Señor Gustavo Petro no me cansaré hasta que los medios de comunicación escuchen lo que estamos haciendo para darle paz a una familia.

jueves, 14 de marzo de 2013

Que empiece el exorcismo

La elección del papa solo demuestra que no se necesita mucho para ser la suma "autoridad" de la iglesia, porque no logro entender en mi anti catolicismo cómo llega a este cargo un hombre que fue testigo de la época más oscura de Argentina, lo más cómico es que hoy son los latinoamericanos quienes se sienten orgullosos de esta elección.

Quizás el afán por no ser considerados personas del tercer mundo, nos lleva a sentirnos orgullosos de cualquier nombramiento, sin pensar en quien es el personaje al que estamos admirando. 

Como si fuera poco, este personaje se ha referido al matrimonio gay como una "obra del diablo", lo más similar a una porquería andante; y si bien es cierto a la iglesia católica no se le puede pedir mucho sobre este tema, por lo menos no elogien a una personaje que puede llegar a ser capaz de devolvernos a escenarios arcaicos y retrógrados, realmente es risorio como expresamos orgullo y admiración por alguien que se ha encargado de atacar siempre lo aparentemente diferente.

Jamás he esperado que la iglesia cambie, esas instituciones no evolucionan, solo retroceden, lo he confirmado a través de los años, basta mirar las famosas cruzadas que emprendieron solo para demostrar que lo único válido era el amor a Cristo, y por ese mismo "puro" sentimiento mataron a miles de personas que eran "diferentes". 

Es decir, que si lo pensamos bien nada ha cambiado.
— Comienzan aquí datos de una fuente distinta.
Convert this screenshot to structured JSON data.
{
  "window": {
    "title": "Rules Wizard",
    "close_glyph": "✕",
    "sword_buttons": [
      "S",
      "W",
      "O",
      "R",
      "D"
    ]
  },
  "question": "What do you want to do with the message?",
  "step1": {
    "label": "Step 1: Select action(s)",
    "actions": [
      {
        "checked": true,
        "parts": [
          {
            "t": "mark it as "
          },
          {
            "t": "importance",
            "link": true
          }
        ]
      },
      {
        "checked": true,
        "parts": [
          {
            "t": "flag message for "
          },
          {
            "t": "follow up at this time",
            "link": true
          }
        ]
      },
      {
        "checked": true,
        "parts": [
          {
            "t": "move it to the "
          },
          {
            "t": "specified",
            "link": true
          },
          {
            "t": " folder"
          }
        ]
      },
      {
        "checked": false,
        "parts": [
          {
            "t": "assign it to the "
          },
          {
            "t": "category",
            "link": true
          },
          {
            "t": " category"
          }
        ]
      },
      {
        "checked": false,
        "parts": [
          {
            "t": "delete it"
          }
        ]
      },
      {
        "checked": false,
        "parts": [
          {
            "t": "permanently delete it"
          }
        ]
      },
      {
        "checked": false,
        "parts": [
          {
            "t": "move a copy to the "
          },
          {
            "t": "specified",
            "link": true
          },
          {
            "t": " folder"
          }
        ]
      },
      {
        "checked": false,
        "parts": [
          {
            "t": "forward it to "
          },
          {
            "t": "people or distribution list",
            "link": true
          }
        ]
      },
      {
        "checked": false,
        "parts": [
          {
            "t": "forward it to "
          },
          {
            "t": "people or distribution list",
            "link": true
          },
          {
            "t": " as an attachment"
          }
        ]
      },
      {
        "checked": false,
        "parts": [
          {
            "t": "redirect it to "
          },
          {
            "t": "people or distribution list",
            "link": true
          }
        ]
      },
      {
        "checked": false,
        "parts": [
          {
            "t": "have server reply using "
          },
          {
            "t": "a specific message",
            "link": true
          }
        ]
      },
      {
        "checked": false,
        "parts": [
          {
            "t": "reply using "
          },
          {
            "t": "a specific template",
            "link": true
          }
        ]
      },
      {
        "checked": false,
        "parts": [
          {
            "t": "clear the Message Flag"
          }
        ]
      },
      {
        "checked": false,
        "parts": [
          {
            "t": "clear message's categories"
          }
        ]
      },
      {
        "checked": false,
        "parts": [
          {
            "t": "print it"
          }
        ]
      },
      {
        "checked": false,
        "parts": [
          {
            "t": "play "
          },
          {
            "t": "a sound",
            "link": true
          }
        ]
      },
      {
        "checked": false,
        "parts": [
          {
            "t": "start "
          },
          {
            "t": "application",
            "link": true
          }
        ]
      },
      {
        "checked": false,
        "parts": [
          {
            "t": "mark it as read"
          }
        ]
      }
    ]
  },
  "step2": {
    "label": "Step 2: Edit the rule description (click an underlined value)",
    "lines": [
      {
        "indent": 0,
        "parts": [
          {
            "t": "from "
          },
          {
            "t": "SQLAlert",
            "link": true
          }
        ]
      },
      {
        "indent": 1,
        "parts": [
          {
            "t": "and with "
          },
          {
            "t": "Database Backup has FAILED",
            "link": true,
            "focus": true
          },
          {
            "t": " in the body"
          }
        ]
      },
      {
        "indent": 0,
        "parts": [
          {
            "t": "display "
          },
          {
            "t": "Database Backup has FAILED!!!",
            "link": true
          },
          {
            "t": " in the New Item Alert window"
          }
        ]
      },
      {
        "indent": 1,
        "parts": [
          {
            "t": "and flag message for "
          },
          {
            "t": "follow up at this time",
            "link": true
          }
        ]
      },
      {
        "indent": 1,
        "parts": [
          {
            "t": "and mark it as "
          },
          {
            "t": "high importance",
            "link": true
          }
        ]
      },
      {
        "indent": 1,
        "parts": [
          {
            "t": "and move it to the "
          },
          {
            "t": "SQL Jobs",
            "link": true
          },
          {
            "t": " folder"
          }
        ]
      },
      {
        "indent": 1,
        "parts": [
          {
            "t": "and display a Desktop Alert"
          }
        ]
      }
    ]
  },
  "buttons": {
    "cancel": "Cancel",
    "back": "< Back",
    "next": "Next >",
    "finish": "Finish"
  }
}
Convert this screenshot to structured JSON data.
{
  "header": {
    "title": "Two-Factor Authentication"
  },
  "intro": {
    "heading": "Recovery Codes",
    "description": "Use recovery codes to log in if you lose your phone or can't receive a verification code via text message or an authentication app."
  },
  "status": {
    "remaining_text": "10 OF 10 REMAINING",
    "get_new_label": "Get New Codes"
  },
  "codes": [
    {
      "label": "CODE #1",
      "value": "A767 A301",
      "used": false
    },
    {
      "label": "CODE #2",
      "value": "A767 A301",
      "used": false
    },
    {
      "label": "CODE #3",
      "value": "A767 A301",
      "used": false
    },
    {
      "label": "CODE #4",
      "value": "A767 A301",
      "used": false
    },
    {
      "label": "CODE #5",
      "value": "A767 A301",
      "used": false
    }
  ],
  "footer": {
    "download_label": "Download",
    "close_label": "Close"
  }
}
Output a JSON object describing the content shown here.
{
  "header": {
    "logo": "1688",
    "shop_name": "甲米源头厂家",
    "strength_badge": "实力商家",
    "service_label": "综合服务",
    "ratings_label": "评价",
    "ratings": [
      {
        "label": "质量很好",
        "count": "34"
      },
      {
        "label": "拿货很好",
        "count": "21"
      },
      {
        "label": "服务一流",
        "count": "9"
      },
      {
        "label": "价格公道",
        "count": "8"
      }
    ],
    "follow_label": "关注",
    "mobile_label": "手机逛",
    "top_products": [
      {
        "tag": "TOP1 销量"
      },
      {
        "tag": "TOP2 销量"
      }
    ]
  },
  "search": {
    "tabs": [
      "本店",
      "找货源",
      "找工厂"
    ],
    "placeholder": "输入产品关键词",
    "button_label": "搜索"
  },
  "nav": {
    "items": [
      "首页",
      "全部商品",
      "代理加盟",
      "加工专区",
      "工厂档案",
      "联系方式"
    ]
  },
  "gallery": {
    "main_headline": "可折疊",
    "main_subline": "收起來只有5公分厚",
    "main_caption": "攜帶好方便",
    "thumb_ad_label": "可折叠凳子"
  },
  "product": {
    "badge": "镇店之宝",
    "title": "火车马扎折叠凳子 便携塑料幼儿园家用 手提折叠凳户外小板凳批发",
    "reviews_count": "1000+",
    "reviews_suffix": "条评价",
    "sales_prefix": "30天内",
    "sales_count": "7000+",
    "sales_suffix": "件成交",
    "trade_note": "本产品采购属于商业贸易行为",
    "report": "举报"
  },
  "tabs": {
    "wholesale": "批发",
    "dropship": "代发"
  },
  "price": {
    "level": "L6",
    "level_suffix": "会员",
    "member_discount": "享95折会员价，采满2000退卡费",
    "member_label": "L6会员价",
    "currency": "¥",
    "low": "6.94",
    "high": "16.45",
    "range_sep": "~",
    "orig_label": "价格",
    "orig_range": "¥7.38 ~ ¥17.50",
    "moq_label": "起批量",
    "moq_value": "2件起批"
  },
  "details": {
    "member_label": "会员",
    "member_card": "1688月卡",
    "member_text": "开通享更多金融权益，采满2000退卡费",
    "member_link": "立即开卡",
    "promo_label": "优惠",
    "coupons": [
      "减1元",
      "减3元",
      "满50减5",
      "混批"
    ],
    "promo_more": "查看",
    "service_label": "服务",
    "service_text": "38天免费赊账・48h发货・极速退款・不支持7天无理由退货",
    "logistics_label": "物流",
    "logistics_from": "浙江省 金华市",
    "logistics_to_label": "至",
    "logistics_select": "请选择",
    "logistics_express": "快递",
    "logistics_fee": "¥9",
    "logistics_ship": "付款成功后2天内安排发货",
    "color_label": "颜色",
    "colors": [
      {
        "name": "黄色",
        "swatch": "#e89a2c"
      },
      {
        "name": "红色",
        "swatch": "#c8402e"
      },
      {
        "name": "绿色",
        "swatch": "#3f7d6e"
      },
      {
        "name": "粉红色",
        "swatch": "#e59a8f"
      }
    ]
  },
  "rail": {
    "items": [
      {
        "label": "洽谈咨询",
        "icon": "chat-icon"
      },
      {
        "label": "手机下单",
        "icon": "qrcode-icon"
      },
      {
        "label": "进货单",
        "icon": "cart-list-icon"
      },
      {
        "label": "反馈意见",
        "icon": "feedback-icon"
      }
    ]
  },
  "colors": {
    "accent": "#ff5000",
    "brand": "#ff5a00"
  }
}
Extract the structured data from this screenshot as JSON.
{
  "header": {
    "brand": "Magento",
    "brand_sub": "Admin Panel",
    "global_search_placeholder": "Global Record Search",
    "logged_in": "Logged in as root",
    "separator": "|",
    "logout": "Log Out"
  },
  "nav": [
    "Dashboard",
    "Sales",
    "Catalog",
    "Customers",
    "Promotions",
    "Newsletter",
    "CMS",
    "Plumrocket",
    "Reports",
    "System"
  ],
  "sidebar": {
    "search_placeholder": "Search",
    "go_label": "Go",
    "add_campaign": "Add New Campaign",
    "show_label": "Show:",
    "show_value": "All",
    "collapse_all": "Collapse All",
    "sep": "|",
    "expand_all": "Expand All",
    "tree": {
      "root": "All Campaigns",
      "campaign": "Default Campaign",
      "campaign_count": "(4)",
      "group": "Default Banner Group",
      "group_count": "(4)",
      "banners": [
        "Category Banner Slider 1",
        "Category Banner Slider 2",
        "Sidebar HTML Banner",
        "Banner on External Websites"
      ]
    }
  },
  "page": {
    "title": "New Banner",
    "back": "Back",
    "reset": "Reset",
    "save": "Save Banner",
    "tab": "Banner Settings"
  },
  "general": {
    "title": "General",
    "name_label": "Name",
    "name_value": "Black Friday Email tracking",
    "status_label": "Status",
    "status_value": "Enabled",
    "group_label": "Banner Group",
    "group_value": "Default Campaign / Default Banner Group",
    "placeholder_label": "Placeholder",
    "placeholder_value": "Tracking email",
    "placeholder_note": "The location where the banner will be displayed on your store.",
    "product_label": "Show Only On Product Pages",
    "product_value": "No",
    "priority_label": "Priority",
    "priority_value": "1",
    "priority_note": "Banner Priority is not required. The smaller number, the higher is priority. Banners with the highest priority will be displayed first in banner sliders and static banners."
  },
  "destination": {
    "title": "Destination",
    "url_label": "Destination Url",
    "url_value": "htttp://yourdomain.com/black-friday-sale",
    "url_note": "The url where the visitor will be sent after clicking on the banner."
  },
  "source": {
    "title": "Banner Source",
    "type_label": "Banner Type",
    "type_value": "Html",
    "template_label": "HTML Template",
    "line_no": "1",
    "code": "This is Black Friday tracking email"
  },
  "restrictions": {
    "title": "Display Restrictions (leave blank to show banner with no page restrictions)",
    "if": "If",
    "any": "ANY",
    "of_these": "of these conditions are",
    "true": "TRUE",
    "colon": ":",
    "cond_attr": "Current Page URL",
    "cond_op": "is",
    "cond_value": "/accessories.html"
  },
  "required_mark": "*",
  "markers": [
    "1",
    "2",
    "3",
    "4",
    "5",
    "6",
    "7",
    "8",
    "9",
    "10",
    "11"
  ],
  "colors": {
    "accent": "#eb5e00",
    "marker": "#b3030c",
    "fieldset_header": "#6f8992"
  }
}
Por supuesto, supongo que entre más avanza el tiempo la mojigatería reinará en los cielos, porque mientras unos van a las iglesias los domingos, rezan y aseguran ser mejores personas, otros lo hacen sin hablar ni mencionar lo "buenos" que pueden llegar a ser.

Aunque al decir verdad yo prefiero ser pasional, explorar mi sexualidad, gritar que soy libre y no dependiente de una religión que solo ata. A la final, yo entro en el concepto de mujer diferente al estereotipo, soy una mujer tatuada, grosera y anti católica.

Así que a todos los que se sienten orgullosos solo puedo decir lo siguiente:

1. Apoyo al matrimonio gay porque se ama a las personas por ser seres humanos, no por el sexo que tengan. 
2. Apoyo al aborto porque por enésima vez es MI cuerpo. YO decido. NO nadie más.
3. Apoyo a la mujer no solo por haber nacido mujer, sino por todas las luchas que ha emprendido para ser libre, libertad que le fue quitada desde el inicio de la historia, gracias a la misma iglesia católica.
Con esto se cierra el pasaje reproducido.